Y’est brisé comme si je l’avais échappé par terre, comme si y’avait glissé d’mes mains sans que j’fasse exprès. J’ai toujours eu l’coeur fragile comme le cristal, ç’pour ça.

Y s’est séparé en plein d’miettes, en plein d’parties laides de moi, des parties moins l’fun parce que le beau lui y’est resté intact.

Y’a une miette pour mon premier love, celui qui m’a donné un coup d’masse sur la poitrine le jour où y m’a dit sans gêne « j’t’aime pus » à dix-sept ans au bar a’ec ses chums entre deux gorgées illégales de bière noire comme la couleur de ses mots.

La rupture qui r’monte à v’là longtemps mais qui fesse fort, la pire, the first cut is the deepest, c’est ça qu’y disent ou en tout cas Cat Stevens y l’disait en 67 pis ç’t’encore vrai, la première rupture te traumatise l’adolescence-complexée-d’coeur-acnéique jusqu’à toujours.

Y’a une miette pour la moi-d’avant qui était plus fine plus drôle plus toute que maintenant m’semble, celle qui riait pour rien pis qui avait pas mille morceaux d’coeur derrière la cage thoracique.

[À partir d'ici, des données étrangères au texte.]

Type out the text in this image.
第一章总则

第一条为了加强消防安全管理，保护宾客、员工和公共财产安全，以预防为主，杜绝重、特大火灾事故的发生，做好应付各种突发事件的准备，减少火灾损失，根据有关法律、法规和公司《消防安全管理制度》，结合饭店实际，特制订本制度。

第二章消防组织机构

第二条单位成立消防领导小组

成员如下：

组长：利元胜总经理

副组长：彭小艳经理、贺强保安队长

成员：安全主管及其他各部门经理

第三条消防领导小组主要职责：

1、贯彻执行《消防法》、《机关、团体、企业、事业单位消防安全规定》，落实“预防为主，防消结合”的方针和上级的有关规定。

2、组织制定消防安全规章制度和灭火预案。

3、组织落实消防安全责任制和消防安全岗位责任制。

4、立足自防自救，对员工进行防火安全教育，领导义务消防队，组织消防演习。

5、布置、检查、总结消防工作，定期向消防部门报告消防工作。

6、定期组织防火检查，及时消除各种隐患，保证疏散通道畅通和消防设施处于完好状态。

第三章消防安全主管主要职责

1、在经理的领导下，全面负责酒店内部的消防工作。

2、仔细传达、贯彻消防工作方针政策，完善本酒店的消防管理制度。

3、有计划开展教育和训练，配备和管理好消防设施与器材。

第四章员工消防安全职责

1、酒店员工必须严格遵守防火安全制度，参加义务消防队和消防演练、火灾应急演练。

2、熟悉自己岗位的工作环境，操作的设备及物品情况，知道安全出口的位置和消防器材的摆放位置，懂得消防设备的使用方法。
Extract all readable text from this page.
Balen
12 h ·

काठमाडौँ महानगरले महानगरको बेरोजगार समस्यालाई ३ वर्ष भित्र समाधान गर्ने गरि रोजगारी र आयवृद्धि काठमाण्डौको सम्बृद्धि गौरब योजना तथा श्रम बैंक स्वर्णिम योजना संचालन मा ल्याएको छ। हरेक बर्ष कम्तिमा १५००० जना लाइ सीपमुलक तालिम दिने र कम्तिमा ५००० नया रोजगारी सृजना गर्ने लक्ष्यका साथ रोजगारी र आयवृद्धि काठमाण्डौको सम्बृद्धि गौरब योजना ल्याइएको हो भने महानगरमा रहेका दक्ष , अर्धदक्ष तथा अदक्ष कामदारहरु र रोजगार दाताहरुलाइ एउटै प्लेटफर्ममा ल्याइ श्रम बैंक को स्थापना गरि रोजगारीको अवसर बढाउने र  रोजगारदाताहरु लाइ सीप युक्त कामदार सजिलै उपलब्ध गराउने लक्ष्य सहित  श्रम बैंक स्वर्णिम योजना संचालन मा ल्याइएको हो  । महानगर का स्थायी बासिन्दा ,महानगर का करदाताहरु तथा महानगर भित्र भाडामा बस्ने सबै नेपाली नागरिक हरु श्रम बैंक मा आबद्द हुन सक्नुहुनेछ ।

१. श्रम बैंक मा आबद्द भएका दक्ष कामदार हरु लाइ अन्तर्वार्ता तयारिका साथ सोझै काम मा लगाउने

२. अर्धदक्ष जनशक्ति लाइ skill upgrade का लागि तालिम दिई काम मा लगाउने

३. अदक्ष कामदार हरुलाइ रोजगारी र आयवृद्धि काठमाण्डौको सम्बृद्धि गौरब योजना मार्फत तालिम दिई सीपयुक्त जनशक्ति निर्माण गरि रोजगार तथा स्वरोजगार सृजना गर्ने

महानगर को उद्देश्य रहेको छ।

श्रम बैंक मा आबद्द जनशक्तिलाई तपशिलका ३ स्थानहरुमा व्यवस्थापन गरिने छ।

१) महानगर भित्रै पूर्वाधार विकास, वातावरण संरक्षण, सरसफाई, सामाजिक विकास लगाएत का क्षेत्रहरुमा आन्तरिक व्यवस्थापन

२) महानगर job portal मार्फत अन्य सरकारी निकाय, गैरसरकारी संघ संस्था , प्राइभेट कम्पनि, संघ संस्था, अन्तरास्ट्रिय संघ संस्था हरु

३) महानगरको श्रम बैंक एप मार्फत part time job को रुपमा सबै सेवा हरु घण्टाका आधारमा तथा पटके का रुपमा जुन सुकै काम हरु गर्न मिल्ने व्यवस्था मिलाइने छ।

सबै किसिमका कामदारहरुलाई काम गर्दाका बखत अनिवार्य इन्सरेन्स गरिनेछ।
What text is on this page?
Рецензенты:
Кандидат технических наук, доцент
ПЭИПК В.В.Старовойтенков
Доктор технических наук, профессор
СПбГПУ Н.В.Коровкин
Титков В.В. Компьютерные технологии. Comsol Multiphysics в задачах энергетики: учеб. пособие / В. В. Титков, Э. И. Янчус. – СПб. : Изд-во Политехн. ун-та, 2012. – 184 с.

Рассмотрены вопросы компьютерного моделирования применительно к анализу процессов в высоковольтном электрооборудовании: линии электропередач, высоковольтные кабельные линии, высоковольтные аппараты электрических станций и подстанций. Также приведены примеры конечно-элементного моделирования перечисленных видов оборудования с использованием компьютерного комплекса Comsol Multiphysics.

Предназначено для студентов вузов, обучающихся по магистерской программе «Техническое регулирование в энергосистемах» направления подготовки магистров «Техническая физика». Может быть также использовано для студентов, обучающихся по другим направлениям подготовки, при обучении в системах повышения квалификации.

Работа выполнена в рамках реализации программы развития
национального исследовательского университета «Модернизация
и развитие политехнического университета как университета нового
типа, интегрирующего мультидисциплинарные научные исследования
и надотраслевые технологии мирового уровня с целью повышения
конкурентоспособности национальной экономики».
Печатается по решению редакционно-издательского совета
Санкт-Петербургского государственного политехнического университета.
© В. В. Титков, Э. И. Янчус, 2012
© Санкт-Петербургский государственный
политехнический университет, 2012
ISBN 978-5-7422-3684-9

J’en avais juste un pis ç’tait mieux d’même, y battait plus fort plus vite plus vif.

Y’a une miette pour chaque personne que j’ai perdues en cours de route, celles qui sont sorties d’ma vie sur un coup d’tête ou sans l’vouloir vraiment, celles que j’verrai pus jamais ailleurs que sur Facebook ou même pus jamais pantoute parce qu’y’en a qui s’achètent un aller-simple hors de ma vie pis qui reviennent pus.

Sayonara, c’est plate la vie quand ça sépare des chemins en deux.

Y’a une miette pour mon lui de maintenant, mon LUI-en-majuscule parce que j’l’aime tellement qu’y mérite une ponctuation à la hauteur de mes sentiments, ma personne préférée, mon LUI préféré, ça m’fait même presque mal-bizarre aux feelings flous, ç’pour ça la miette.

Parce que c’est déprimant d’aimer aussi fort dans la confusion du « y m’aime-tu ».

Y’a une miette pour chaque question trop existentielle sans réponse que j’me pose trop-souvent-tout-l’temps, pourquoi la vie est faite de même, pourquoi la fille l’autre bord d’la rue est plus cute que moi, le bonheur doit être plus facile quand on a sa face, pourquoi ma voisine sourit plus vrai qu’mes lèvres qui s’forcent à courber bien, j’sais pas j’sais pus j’sais rien j’sais pas-toute-pantoute.

Y’a une miette pour chaque mot qu’j’ai reçu dans l’front, c’est plate parce que les compliments pis les phrases-fines on les oublie, on s’souvient juste des insultes pis des phrases-monstres comme « t’es pas smart » pis « t’as l’air grosse dans ton chandail ».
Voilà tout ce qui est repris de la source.